Kasus kematian Irene Sokoy (28 tahun), ibu hamil 9 bulan asal Kampung Hobong, Sentani, Jayapura, pada 17 November 2025, menjadi sorotan nasional karena dugaan penolakan layanan oleh empat rumah sakit. Berikut beberapa fakta menarik dari kronologi dan dampaknya, termasuk respons cepat Presiden Prabowo Subianto yang memerintahkan audit total, berdasarkan laporan resmi:
1. Perjalanan Maut Bolak-Balik Selama 8 Jam
Irene mulai dirawat di RSUD Yowari (Sentani) pukul 21.00 WIT pada 16 November karena kontraksi, tapi dirujuk ke RS Dian Harapan karena tak ada dokter kandungan.
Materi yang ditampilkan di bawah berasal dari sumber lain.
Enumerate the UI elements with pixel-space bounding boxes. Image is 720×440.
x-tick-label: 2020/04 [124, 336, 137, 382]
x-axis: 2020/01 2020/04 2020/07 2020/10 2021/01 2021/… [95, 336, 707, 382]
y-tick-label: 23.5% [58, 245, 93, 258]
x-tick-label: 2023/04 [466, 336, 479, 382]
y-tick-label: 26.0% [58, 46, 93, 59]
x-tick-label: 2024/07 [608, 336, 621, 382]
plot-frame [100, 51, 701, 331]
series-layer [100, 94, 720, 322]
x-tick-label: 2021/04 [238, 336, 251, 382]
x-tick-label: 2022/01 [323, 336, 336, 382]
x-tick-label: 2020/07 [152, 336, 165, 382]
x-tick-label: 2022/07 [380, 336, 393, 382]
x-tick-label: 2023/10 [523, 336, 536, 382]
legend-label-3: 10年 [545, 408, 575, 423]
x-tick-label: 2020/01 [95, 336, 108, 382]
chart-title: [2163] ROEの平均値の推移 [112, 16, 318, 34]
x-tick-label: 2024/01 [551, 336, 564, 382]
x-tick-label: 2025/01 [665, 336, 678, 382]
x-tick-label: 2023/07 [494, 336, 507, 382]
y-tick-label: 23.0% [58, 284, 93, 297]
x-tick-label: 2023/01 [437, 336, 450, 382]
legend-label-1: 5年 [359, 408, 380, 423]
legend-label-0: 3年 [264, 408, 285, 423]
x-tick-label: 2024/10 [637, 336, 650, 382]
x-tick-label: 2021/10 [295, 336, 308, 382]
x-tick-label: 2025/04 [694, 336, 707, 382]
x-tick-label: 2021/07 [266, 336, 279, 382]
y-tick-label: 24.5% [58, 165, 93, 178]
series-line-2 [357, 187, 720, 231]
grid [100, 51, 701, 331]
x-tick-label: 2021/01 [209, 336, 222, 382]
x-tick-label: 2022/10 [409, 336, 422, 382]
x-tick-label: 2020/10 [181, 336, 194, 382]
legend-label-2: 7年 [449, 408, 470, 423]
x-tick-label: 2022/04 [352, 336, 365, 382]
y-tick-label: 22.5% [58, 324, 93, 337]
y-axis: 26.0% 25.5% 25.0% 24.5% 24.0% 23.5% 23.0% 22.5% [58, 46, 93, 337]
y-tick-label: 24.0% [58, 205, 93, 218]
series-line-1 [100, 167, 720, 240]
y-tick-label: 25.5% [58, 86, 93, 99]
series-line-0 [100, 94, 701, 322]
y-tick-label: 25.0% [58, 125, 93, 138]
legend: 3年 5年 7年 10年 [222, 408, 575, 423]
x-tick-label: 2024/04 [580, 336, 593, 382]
Ia kemudian ditolak RSUD Abepura (karena penuh), RSUD Dok II Jayapura (tak ada spesialis), dan kembali ke RSUD Yowari, di mana ia dan bayi (usia kehamilan 38 minggu) dinyatakan meninggal pukul 05.00 WIT—total perjalanan melelahkan hampir 8 jam tanpa penanganan darurat memadai.
2. Alasan Penolakan yang Kontroversial
Empat RS mengklaim “kurang fasilitas” atau “tidak ada dokter spesialis obstetri”, meski regulasi Kemenkes mewajibkan IGD terima semua pasien gawat darurat tanpa syarat. Kasus ini mirip “fenomena IGD tolak pasien” yang sering terjadi di daerah 3T (terdepan, terluar, tertinggal) seperti Papua, di mana 70% RS kekurangan tenaga medis spesialis.
3. Gubernur Papua Minta Maaf dan Akui “Bobrok”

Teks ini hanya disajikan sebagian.